6.The opposite effect of adrenalin is accomplished by the peptide hormone insulin. Insulin is released by the pancreas when blood glucose levels rise. Insulin stimulates two things. First, it stimulates cells to take up glucose from the bloodstream, reducing blood glucose levels to normal. Second, insulin stimulates the dephosphorylation of enzymes. Dephosphorylation reverses the previous effects on glycogen phosphorylase and glycogen synthase. Thus, dephosphorylation inactivates glycogen phosphorylase (converts it to the b form) and activates glycogen synthase (favors synthesis of glycogen, using all of the glucose newly arrived in the cell).

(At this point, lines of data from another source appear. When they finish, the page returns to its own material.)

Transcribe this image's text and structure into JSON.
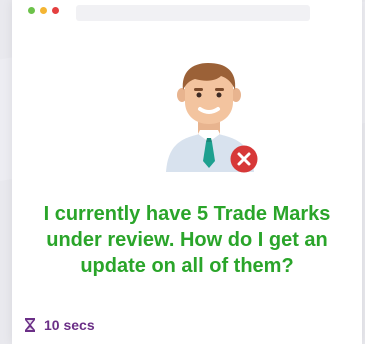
{
  "window": {
    "controls": [
      "green-dot",
      "yellow-dot",
      "red-dot"
    ]
  },
  "card": {
    "question": "I currently have 5 Trade Marks under review. How do I get an update on all of them?",
    "timer_label": "10 secs",
    "timer_icon": "hourglass-icon",
    "avatar_icon": "person-icon",
    "badge_icon": "close-icon"
  },
  "colors": {
    "question_text": "#2aa52a",
    "timer_text": "#6b2f87",
    "badge_red": "#d73838"
  }
}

7. The hormone system works within seconds, but since it must travel through the bloodstream, it is not as rapid as the response that can be obtained allosterically. This is important in muscle cells when they must act VERY quickly. ATP levels can fall very rapidly and the cells very quickly want to turn on glycogen breakdown. Allosteric controls work on both the phosphorylated and dephosphorylated forms of the enzyme.
8. For the dephosphorylated enzyme, AMP converts it from the T form into the A form and either ATP or G6P convert the R form into the T form. AMP indicates low energy, so the enyzme is ACTIVATED then and glycogen is broken down to release G1P, which can be converted to G6P and enter glycolysis. For the phosphorylated form of the enzyme, glucose can convert the enzyme from the R to the T state (shutting it down), but if glucose is not present, the enzyme will flip automatically into the R state. This is why we consider the phosphorylated form of the enzyme more active – it is much more easily activated to the R state.